Unfortunately it is not easy to generate a spectrum with a logarithmic frequency axis. FFT's are linear and the only way of getting a log scale from an FFT is to warp the output, resulting in poor resolution at the low frequencies and exaggerated resolution at the high frequencies. To counter this, one could take an FFT of such high resolution that it is accurate enough even at the lowest frequencies. That will however result in poor temporal resolution at high frequencies. There is no such thing as a variation on the FFT which produces a log scale right away, but other approaches can be used, for instance a filter bank with filters whose bandwidth increases with frequency. The only problem with that approach is that the time interval of the lower frequency filters needs to be longer than the higher frequencies, which makes it difficult to provide a unified frequency response at any given time.

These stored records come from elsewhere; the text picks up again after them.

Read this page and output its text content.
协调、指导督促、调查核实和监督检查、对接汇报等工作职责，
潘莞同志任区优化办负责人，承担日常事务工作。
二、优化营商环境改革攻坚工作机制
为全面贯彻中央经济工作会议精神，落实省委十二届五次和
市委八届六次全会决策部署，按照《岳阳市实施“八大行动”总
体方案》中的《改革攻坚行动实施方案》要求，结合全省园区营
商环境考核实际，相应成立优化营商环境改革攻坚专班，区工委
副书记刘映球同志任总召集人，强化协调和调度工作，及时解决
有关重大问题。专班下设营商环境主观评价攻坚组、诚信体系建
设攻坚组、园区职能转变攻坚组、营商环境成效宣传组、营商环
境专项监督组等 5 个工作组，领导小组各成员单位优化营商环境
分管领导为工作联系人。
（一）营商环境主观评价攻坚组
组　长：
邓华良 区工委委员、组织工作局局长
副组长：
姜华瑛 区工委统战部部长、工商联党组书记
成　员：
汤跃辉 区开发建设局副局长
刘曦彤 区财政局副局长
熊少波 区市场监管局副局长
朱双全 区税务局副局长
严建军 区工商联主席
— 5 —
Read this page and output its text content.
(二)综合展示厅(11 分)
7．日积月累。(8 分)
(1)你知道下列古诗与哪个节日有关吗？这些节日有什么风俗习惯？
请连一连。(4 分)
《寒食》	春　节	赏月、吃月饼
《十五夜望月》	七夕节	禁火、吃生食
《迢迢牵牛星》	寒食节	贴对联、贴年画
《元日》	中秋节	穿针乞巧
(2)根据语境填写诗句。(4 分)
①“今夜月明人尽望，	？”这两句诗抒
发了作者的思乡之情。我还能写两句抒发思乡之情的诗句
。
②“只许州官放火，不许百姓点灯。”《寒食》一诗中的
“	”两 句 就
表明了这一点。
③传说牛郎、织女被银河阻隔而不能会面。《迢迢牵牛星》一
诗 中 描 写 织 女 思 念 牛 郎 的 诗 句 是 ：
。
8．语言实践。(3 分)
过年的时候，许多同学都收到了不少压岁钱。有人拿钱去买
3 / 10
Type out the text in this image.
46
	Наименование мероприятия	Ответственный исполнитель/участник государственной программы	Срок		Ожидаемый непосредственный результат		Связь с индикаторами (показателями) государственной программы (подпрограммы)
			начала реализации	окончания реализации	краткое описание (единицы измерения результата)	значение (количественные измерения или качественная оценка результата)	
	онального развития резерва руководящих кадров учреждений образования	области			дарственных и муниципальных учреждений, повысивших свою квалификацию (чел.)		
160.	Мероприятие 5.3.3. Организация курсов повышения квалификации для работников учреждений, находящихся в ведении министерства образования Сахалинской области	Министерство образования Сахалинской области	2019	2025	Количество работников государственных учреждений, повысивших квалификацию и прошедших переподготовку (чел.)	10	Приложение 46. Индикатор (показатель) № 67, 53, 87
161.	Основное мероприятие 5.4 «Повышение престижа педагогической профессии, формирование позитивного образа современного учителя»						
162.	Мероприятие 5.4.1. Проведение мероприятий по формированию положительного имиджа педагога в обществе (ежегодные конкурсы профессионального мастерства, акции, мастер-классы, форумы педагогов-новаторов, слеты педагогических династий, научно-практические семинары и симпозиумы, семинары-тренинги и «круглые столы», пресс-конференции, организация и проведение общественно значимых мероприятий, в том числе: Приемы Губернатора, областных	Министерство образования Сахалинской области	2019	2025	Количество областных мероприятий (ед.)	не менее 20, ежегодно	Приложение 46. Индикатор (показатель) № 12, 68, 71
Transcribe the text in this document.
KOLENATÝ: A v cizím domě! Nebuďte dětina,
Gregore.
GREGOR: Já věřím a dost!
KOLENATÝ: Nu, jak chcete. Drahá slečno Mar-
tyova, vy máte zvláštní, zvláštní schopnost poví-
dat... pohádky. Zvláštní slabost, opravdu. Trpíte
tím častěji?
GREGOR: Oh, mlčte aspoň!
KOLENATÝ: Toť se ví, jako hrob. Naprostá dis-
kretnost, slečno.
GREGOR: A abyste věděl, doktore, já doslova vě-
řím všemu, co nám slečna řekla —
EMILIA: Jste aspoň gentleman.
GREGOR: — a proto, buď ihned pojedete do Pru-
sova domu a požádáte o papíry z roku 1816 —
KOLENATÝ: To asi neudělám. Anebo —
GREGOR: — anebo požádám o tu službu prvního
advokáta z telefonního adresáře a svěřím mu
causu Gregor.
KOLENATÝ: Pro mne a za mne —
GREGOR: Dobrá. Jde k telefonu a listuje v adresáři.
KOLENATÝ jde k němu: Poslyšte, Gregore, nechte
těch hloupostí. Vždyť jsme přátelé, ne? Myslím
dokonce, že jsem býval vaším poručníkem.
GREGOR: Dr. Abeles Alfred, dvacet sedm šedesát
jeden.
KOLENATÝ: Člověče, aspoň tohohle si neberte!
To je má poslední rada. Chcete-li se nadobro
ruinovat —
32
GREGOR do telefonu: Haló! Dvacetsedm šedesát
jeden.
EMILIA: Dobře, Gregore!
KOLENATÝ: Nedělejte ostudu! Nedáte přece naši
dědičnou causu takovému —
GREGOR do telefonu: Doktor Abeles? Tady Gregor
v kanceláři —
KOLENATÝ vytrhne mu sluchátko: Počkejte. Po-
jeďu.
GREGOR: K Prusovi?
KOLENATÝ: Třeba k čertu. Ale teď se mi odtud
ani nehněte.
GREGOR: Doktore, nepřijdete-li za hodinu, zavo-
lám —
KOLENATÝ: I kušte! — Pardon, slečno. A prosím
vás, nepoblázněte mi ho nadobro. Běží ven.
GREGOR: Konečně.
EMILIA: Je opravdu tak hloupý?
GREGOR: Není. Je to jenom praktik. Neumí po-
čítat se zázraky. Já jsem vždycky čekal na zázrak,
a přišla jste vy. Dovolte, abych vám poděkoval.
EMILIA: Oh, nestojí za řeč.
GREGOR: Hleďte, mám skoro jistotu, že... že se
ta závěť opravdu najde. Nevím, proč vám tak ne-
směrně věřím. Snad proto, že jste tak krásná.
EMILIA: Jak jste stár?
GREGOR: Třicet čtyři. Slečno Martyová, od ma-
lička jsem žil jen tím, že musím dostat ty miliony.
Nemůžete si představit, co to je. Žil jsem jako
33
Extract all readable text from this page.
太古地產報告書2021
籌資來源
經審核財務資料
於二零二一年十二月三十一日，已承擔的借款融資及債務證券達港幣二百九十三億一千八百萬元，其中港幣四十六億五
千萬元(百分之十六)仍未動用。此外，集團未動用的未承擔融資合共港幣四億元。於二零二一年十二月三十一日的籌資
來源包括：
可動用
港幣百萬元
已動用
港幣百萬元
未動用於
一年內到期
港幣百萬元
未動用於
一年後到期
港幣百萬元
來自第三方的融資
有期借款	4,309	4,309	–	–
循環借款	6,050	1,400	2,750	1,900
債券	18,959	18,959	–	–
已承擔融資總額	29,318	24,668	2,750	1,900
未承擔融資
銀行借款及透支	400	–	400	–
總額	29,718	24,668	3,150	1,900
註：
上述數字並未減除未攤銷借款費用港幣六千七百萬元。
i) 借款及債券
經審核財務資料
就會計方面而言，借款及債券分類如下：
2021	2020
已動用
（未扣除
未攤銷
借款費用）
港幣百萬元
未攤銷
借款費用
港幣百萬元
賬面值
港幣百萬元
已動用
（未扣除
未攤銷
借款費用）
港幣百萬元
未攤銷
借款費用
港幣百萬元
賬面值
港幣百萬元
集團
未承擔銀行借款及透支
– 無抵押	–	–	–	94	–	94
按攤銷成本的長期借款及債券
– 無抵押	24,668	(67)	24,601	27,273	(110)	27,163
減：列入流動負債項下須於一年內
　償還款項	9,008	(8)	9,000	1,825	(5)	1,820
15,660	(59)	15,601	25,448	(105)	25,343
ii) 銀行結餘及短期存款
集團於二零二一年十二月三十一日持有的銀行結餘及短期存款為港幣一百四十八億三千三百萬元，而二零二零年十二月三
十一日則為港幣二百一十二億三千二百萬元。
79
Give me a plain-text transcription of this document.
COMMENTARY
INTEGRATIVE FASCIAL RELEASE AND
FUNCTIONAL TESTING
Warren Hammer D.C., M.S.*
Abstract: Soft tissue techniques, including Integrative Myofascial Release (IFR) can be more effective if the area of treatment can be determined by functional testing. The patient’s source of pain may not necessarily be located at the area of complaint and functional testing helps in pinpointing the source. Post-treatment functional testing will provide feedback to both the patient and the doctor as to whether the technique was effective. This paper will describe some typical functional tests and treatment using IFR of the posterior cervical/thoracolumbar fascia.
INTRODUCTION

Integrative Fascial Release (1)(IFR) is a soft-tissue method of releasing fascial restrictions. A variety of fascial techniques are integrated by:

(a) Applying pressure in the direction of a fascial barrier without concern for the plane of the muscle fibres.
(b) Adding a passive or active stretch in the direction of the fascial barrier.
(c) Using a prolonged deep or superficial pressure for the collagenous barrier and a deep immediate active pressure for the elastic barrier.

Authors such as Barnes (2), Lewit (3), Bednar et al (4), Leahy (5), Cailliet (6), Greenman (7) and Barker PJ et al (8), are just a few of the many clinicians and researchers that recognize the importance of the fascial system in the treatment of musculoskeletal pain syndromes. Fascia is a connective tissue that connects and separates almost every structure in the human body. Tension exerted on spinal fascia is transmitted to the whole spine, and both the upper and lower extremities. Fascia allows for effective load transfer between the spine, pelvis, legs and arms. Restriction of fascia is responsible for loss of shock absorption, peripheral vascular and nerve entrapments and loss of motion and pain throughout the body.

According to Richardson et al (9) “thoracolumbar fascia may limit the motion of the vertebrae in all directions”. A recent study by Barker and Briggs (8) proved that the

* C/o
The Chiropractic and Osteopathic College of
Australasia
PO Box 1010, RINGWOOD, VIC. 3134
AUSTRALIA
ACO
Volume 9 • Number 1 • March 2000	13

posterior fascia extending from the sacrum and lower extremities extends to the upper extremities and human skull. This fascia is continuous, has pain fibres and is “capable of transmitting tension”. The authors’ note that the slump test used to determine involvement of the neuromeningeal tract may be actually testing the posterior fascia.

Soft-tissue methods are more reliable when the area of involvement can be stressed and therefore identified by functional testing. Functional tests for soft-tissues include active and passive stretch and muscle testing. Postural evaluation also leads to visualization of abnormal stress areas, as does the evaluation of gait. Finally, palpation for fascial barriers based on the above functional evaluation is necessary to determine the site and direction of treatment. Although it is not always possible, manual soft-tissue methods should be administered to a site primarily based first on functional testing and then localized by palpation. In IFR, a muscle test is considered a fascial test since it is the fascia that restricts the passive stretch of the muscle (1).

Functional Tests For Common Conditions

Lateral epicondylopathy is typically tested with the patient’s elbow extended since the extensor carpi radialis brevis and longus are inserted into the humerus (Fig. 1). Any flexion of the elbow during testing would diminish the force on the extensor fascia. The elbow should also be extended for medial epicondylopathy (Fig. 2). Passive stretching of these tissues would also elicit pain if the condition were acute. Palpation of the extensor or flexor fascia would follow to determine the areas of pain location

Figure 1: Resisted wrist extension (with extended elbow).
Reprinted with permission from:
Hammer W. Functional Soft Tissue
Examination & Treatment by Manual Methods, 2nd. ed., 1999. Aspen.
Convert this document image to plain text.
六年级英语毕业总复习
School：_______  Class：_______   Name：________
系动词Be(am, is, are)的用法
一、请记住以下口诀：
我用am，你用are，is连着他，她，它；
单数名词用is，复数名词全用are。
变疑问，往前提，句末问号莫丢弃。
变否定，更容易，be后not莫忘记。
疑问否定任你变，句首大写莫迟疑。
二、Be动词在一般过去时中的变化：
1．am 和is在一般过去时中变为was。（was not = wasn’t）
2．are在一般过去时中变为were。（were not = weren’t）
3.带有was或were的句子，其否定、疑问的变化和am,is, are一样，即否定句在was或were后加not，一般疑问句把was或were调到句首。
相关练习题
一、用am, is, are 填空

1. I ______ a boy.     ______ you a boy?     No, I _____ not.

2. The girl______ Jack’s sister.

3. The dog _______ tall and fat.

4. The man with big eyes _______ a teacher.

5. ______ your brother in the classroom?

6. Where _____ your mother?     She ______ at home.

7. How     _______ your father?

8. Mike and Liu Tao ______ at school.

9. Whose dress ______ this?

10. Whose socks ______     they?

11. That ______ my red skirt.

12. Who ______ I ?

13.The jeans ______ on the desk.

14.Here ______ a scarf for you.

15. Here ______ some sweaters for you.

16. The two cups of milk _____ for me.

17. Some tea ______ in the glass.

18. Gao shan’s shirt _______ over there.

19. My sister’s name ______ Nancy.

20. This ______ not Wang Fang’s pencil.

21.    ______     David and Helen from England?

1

(1): A funny example of this is the current (early 2012) BBC video player that is embedded in news article pages. It has a Spinal Tap-inspired volume slider that goes “all the way up to eleven” but because it is linear, the difference between 10 and 11 is completely unnoticeable. There is hardly even any perceivable increase in volume between 8 and 11.
(2): This equation may not be strictly mathematically correct, but it is sufficiently valid for all intents and purposes in this text.